The year of the NFT — We began 2021 blissfully unaware of how much the NFT scene would blow up in just a few months’ time. Sure, early adopters understood the technology’s potential, but the general public hadn’t even registered “NFT” as an independent concept yet.
By March, though, NFTs had blown up across the internet. Soon just about everyone was finding uses for NFTs. From hypebeast sneakers to explicit audio sex tapes, NFTs had taken over the internet.
There was a moment in April when we briefly contemplated the possibility that NFT market might crash sooner rather than later. We were very much wrong.

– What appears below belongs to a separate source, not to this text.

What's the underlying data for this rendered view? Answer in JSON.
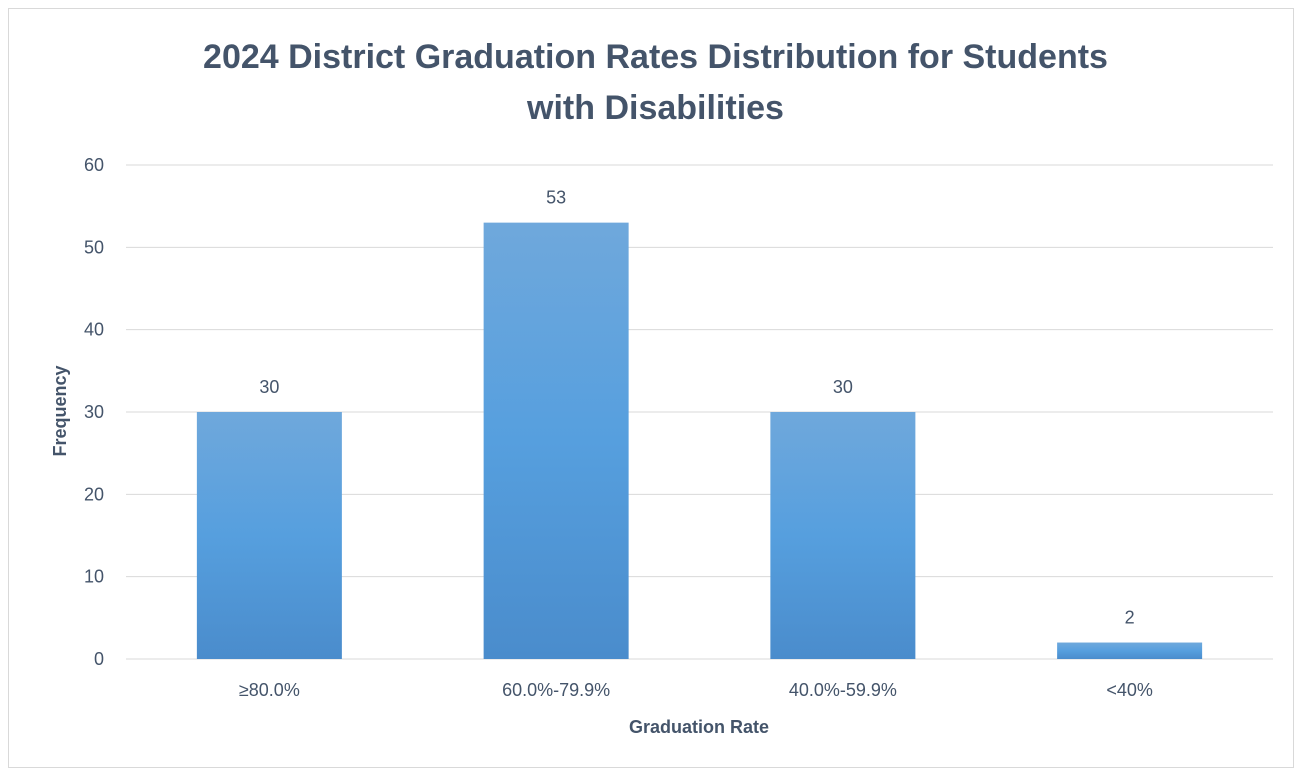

As much of the world continued pleading with crypto bros to please, for the love of god, explain to them what “NFT” even meant, plenty of others had pivoted to using the technology for malicious purposes. Fake art and IP nightmares were only the beginning. Sketchy men pretended to be women in the name of NFTs. Someone bought a free clipart rock for $1.3 million. More than one NFT project has turned out to be racist.
Some other contenders — Along with the winner, Collins Dictionary also released a list of the other top contenders considered for Word of the Year. The list is — as you’d expect in 2021 — bleak:
- climate anxiety
- double-vaxxed
- metaverse
- pingdemic
- cheugy
- crypto
- hybrid working
- neopronoun
- regencycore
Some shortlisted words would’ve really put up a good fight against “NFT” (“climate anxiety” and “crypto” hit particularly hard), while others definitely seem like more of a stretch (still unclear what “pingdemic” and “regencycore” really are).
Will NFTs rule 2022 as well? Let’s hope not. Not even because they’re necessarily bad — it would just be nice if something else took over the news cycle for a while.